When asked whether that section of the BQE needs a nearly billion dollar bridge, the state’s Chief Engineer on the project, Wahid Albert, says this isn’t like other bridges, that are built to last 75 years.

“This is a once in a lifetime type of structures, a cable-stay,” Albert says, referring to the type of bridge—one that uses cables connected to towers which directly hold up the deck. “This iconic structure requires this kind of budget and it's designed for 100 years.”

Wahid added that traffic in that section should speed up 65 percent, though it seems likely the traffic will come to a grinding halt farther down the BQE in the not-too-distant future.

Later the governor explained to reporters why the project was moved up four months.

“This has been accelerated, and accelerated, and accelerated again, we want to get it open because it's going to make a tremendous difference in the volume of traffic,” Cuomo said.

One of the Laborers’ Local 731 union workers at the site explained how they’re able to get the work done ahead of schedule.

“There's definitely a lot of overtime, and now that the weather is getting nice they're gonna expect more of the same out of us,” he said.

Like the first span, this bridge will also include LED lights, although the costs for it were included in the first section, $4.5 million.

The first span of the bridge cost $555 million, the second is expected to cost $318 million. There will be park space on both ends of the bridge, which is not included in the price.

When the second section opens, there will be a total of eight lanes of traffic, plus a foot path and bike lane.

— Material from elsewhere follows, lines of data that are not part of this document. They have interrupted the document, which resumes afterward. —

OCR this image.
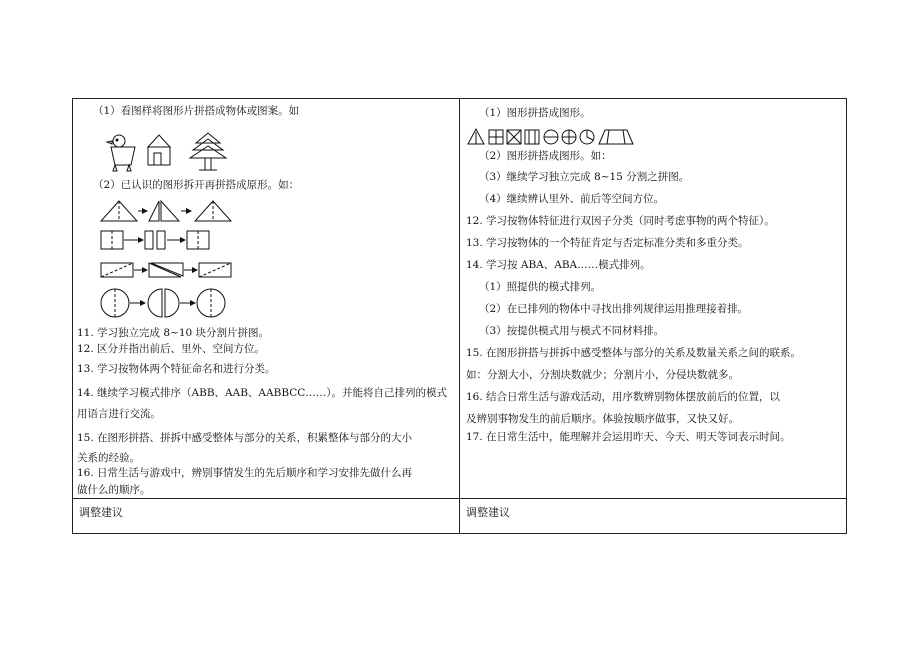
（1）看图样将图形片拼搭成物体或图案。如
（2）已认识的图形拆开再拼搭成原形。如：
11. 学习独立完成 8~10 块分割片拼图。
12. 区分并指出前后、里外、空间方位。
13. 学习按物体两个特征命名和进行分类。
14. 继续学习模式排序（ABB、AAB、AABBCC……）。并能将自己排列的模式
用语言进行交流。
15. 在图形拼搭、拼拆中感受整体与部分的关系，积累整体与部分的大小
关系的经验。
16. 日常生活与游戏中，辨别事情发生的先后顺序和学习安排先做什么再
做什么的顺序。
（1）图形拼搭成图形。
（2）图形拼搭成图形。如：
（3）继续学习独立完成 8~15 分割之拼图。
（4）继续辨认里外、前后等空间方位。
12. 学习按物体特征进行双因子分类（同时考虑事物的两个特征）。
13. 学习按物体的一个特征肯定与否定标准分类和多重分类。
14. 学习按 ABA、ABA……模式排列。
（1）照提供的模式排列。
（2）在已排列的物体中寻找出排列规律运用推理接着排。
（3）按提供模式用与模式不同材料排。
15. 在图形拼搭与拼拆中感受整体与部分的关系及数量关系之间的联系。
如：分割大小，分割块数就少；分割片小，分侵块数就多。
16. 结合日常生活与游戏活动，用序数辨别物体摆放前后的位置，以
及辨别事物发生的前后顺序。体验按顺序做事，又快又好。
17. 在日常生活中，能理解并会运用昨天、今天、明天等词表示时间。
调整建议	调整建议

On the Brooklyn side the path will connect to the bridge at Meeker Ave and Van Dam Street, running to Laurel Hill Boulevard and 54th Road in Queens.

During the governor’s walk-about on the still-under construction bridge he was joined by engineer Albert, who explained what the governor was seeing. “These are the steel counterweight to put in that span to keep it down,” Albert said. “Four million pounds of steel and four million pounds of concrete.”

The governor translated his findings for the journalists invited along. “These are steel,” he said. “Four million pounds of steel is added to that far end of the bridge to serve as a counterweight to keep it stable and balanced.”

“I think this is a beautiful bridge,“ Cuomo concluded.